Question

A light smooth inextensible string connected with two identical particles each of mass $m$ passes through a light ring $R$. If a force $F$ pulls the ring, the relative acceleration between the particles has magnitude

• A. Zero
• B. $\frac{F}{m}\tan \theta$
• C. $\frac{F\sec \theta }{m}$
• D. $\frac{2F}{m}\tan \theta$

Answer 1

The correct option is B $\frac{F}{m}\tan \theta$

Let tension $T$ be induced in the string when force $F$ is applied on the ring.

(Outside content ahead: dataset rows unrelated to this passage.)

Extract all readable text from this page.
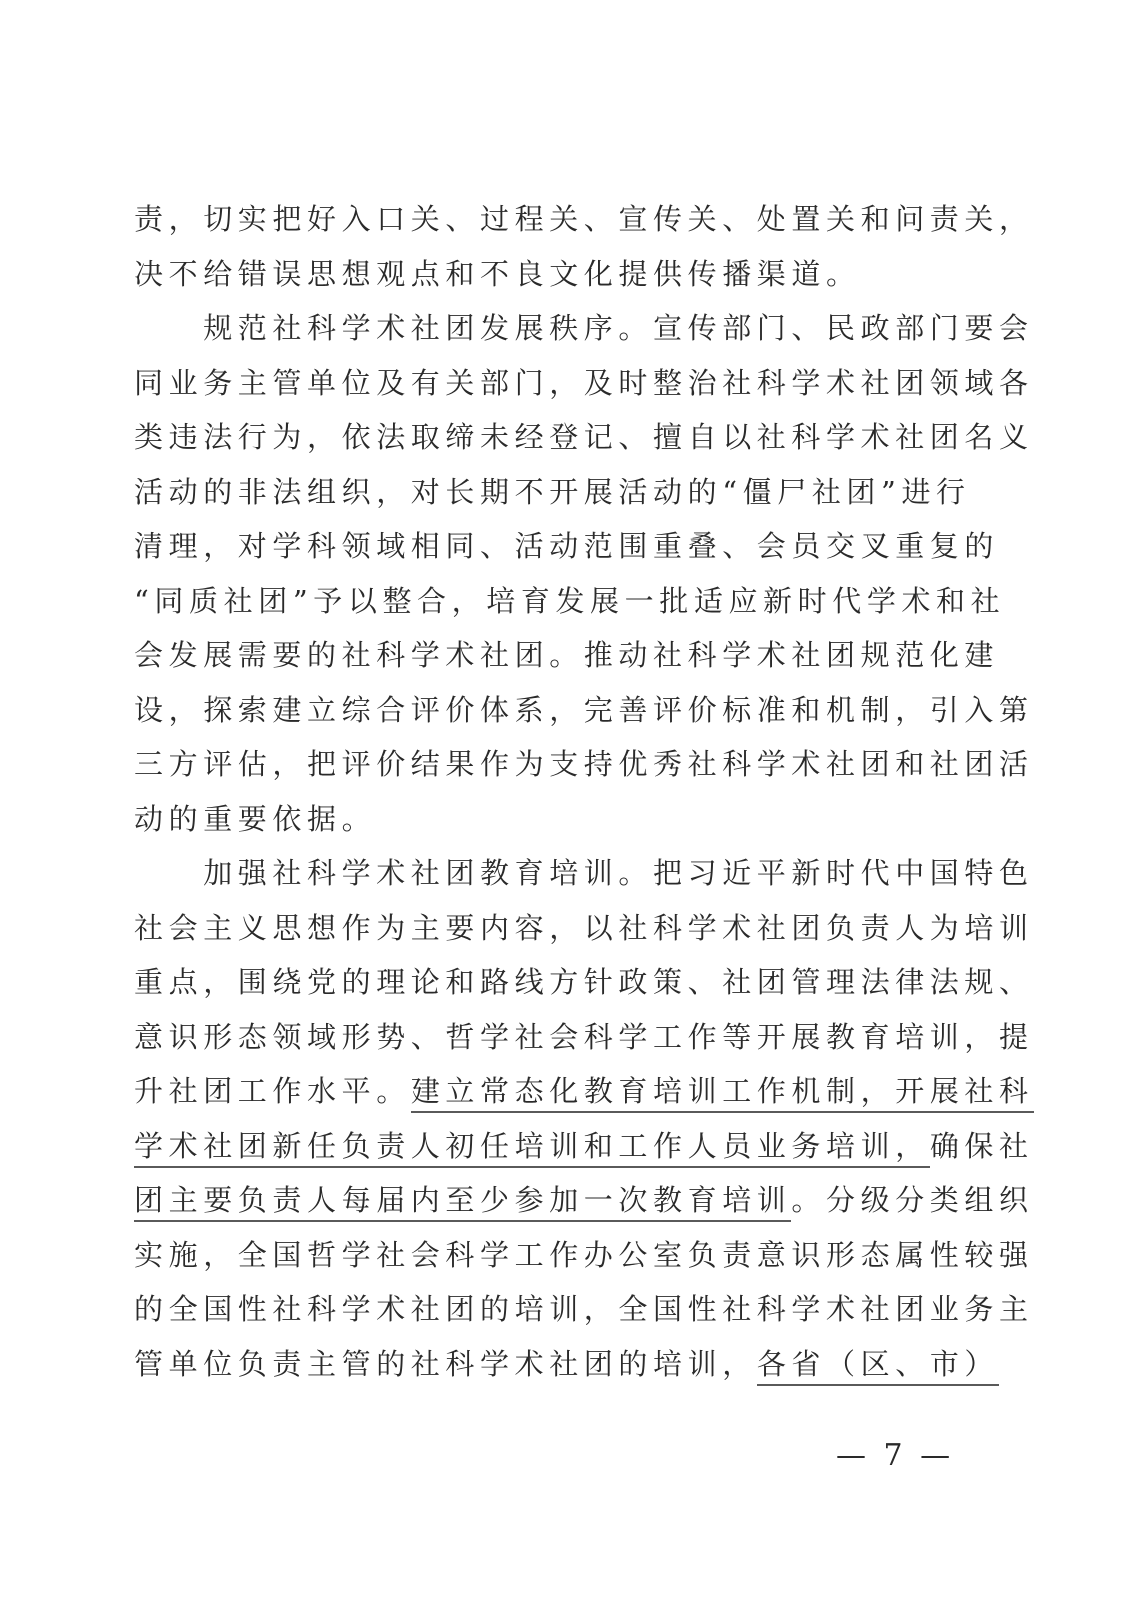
责，切实把好入口关、过程关、宣传关、处置关和问责关，
决不给错误思想观点和不良文化提供传播渠道。
　　规范社科学术社团发展秩序。宣传部门、民政部门要会
同业务主管单位及有关部门，及时整治社科学术社团领域各
类违法行为，依法取缔未经登记、擅自以社科学术社团名义
活动的非法组织，对长期不开展活动的“僵尸社团”进行
清理，对学科领域相同、活动范围重叠、会员交叉重复的
“同质社团”予以整合，培育发展一批适应新时代学术和社
会发展需要的社科学术社团。推动社科学术社团规范化建
设，探索建立综合评价体系，完善评价标准和机制，引入第
三方评估，把评价结果作为支持优秀社科学术社团和社团活
动的重要依据。
　　加强社科学术社团教育培训。把习近平新时代中国特色
社会主义思想作为主要内容，以社科学术社团负责人为培训
重点，围绕党的理论和路线方针政策、社团管理法律法规、
意识形态领域形势、哲学社会科学工作等开展教育培训，提
升社团工作水平。建立常态化教育培训工作机制，开展社科
学术社团新任负责人初任培训和工作人员业务培训，确保社
团主要负责人每届内至少参加一次教育培训。分级分类组织
实施，全国哲学社会科学工作办公室负责意识形态属性较强
的全国性社科学术社团的培训，全国性社科学术社团业务主
管单位负责主管的社科学术社团的培训，各省（区、市）
— 7 —
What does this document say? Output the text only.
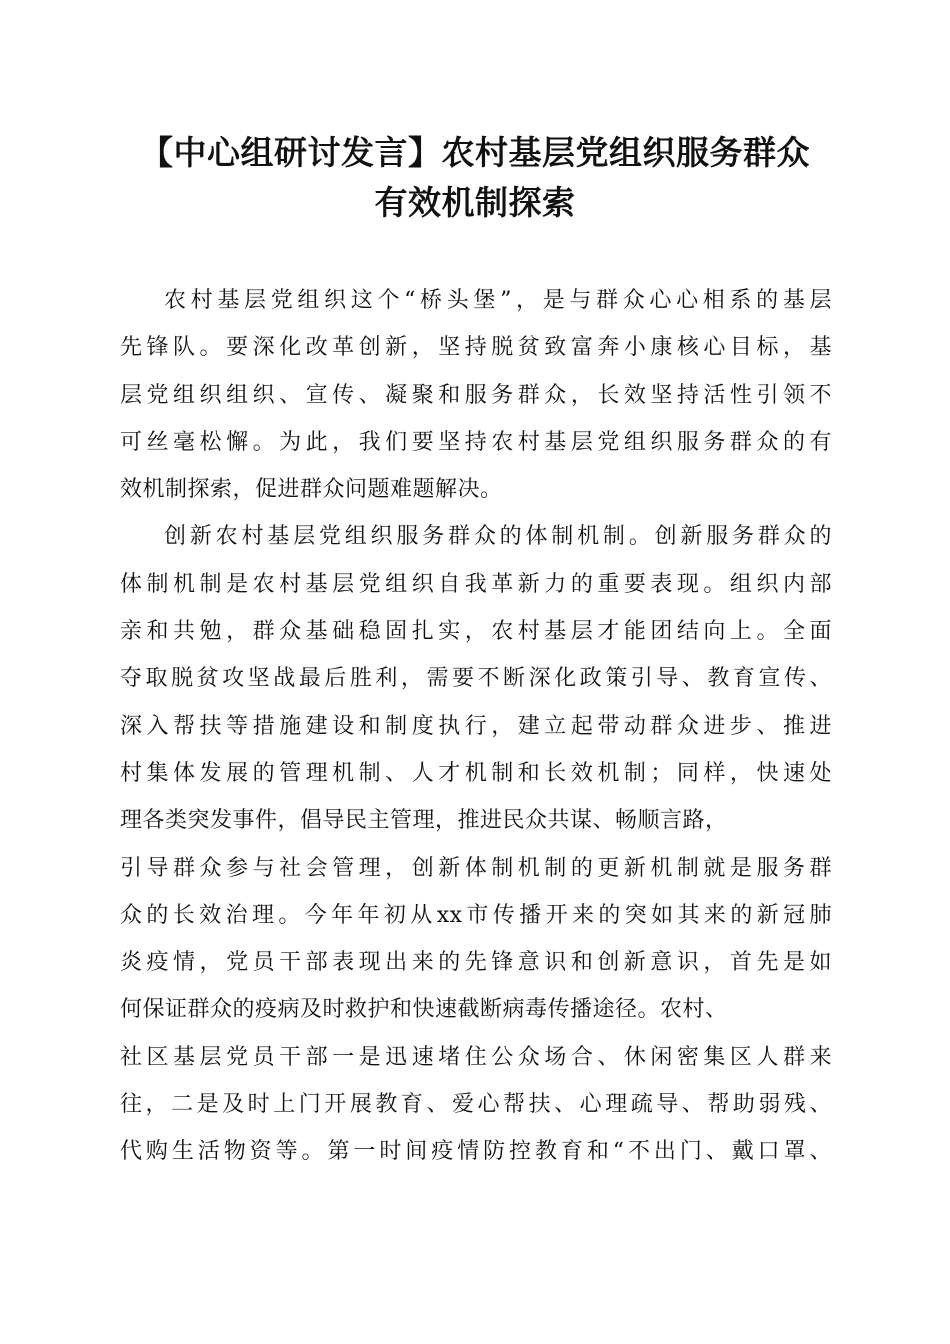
【中心组研讨发言】农村基层党组织服务群众
有效机制探索
农村基层党组织这个“桥头堡”，是与群众心心相系的基层
先锋队。要深化改革创新，坚持脱贫致富奔小康核心目标，基
层党组织组织、宣传、凝聚和服务群众，长效坚持活性引领不
可丝毫松懈。为此，我们要坚持农村基层党组织服务群众的有
效机制探索，促进群众问题难题解决。
创新农村基层党组织服务群众的体制机制。创新服务群众的
体制机制是农村基层党组织自我革新力的重要表现。组织内部
亲和共勉，群众基础稳固扎实，农村基层才能团结向上。全面
夺取脱贫攻坚战最后胜利，需要不断深化政策引导、教育宣传、
深入帮扶等措施建设和制度执行，建立起带动群众进步、推进
村集体发展的管理机制、人才机制和长效机制；同样，快速处
理各类突发事件，倡导民主管理，推进民众共谋、畅顺言路，
引导群众参与社会管理，创新体制机制的更新机制就是服务群
众的长效治理。今年年初从xx市传播开来的突如其来的新冠肺
炎疫情，党员干部表现出来的先锋意识和创新意识，首先是如
何保证群众的疫病及时救护和快速截断病毒传播途径。农村、
社区基层党员干部一是迅速堵住公众场合、休闲密集区人群来
往，二是及时上门开展教育、爱心帮扶、心理疏导、帮助弱残、
代购生活物资等。第一时间疫情防控教育和“不出门、戴口罩、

From free body diagram, we have
$F=2T\cos \theta$

Let, the acceleration of each particle along the string is $a$, so from Newton's second law of motion,

$\Rightarrow T=\frac{F}{2\cos \theta }=ma$

$\Rightarrow a=\frac{F}{2m\cos \theta }$

The relative acceleration in $\text{x-}$direction is zero. There is a relative acceleration only in $\text{y-}$direction.

So, relative acceleration along $\text{y-}$direction,
$a_r=a_y-(-a_y)=2ay$

From figure, $a_r=2a\sin \theta [\because a_y=a\sin \theta ]$

Substituting the value of $a$, $a_r=2\frac{F\sin \theta }{2m\cos \theta }$

$\Rightarrow a_r=\frac{F}{m}\tan \theta$.

Hence, option (b) is the correct answer.